Viene messa così in rilievo la sostanziale incomprensione dell’azione di Gesù, come si esprime nel compito affidato ai Dodici, oltre alla loro primaria, sotto ogni profilo, vicinanza al Signore: «per mandarli a predicare con il potere di scacciare i demòni» (Mc 3,14-15). È probabilmente questo fatto che desta una reazione così drammatica nei confronti di Gesù, proprio ad opera di coloro che sono più vicini a lui, o credono di esserlo a motivo di parentela.
Dal testo del Vangelo, si muove un percorso che mette in luce una interpretazione totalmente negativa del suo agire, ancor più della precedente. Tutto questo ad opera di un altro gruppo, che non ha nulla a che fare con l’origine familiare di Gesù. Infatti, così leggiamo: «gli scribi», definiti senza mezzi termini come coloro «che erano scesi da Gerusalemme, dicevano: «costui è posseduto da Beelzebùl e scaccia i demòni per mezzo del capo dei demòni» (Mc 3,22).
Non dobbiamo stupirci dell’ingresso nel vangelo di Marco di questo gruppo, espressione dell’ambiente di Gerusalemme e non della Galilea, ma il racconto è perfettamente coerente con ciò che l’evangelista ci dice in precedenza, esattamente dopo che Gesù ha risanato un uomo dalla mano paralizzata (Mc 3,1-5).

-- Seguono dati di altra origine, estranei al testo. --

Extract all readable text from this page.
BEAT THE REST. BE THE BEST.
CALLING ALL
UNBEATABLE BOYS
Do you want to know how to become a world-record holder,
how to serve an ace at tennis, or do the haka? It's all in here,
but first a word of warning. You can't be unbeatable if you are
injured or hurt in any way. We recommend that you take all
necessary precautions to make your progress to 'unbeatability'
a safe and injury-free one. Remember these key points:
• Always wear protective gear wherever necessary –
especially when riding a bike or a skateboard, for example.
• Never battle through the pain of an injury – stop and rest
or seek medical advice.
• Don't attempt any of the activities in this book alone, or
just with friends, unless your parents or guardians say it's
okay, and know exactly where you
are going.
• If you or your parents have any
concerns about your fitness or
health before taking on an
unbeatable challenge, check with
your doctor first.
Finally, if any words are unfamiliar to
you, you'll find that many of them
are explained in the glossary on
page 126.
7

Ciò che annota l’evangelista è presto detto: «i farisei uscirono subito con gli erodiani e tennero consiglio contro di lui per farlo morire» (Mc 3,6): un’alleanza fra centro e periferia,  il tempio di Gerusalemme e i partigiani di Erode Antipa.
La risposta di Gesù a quanti interpretano la sua azione contro il demonio in chiave totalmente negativa è estremamente eloquente, direi quasi di una chiarezza cristallina: «se un regno è diviso in sé stesso, quel regno non potrà restare in piedi; se una casa è divisa in sé stessa, quella casa non potrà restare in piedi. Anche Satana, se si ribella contro sé stesso ed è diviso, non può restare in piedi, ma è finito» (Mc 3,24-26). Quella interpretazione totalmente negativa dell’azione di Gesù è stigmatizzata attraverso un detto tranchant: «chi avrà bestemmiato contro lo Spirito Santo non sarà perdonato in eterno: è reo di colpa eterna» (Mc 3,29).
L’affermazione di Gesù sembra riposare sul senso più drammatico della ribellione contro di lui: «posseduto da uno spirito impuro» (Mc 3,30). Il che è come dire che Gesù libera l’uomo dallo spirito del male perché egli stesso ne è abitato.
Ma il Vangelo torna nuovamente laddove era partito. Sembra quasi che il narratore voglia spiegare di nuovo quell’atteggiamento descritto nel brano iniziale, chiamando in causa la madre – l’unica volta in tutto il Vangelo di Marco! – e i fratelli di Gesù: «giunsero sua madre e i suoi fratelli e, stando fuori, mandarono a chiamarlo. Attorno a lui era seduta una folla, e gli dissero: «Ecco, tua madre, i tuoi fratelli e le tue sorelle stanno fuori e ti cercano». Ma egli rispose loro: «Chi è mia madre e chi sono i miei fratelli?». Girando lo sguardo su quelli che erano seduti attorno a lui, disse: «Ecco mia madre e i miei fratelli! Perché chi fa la volontà di Dio, costui per me è fratello, sorella e madre» (Mc 3,31-35).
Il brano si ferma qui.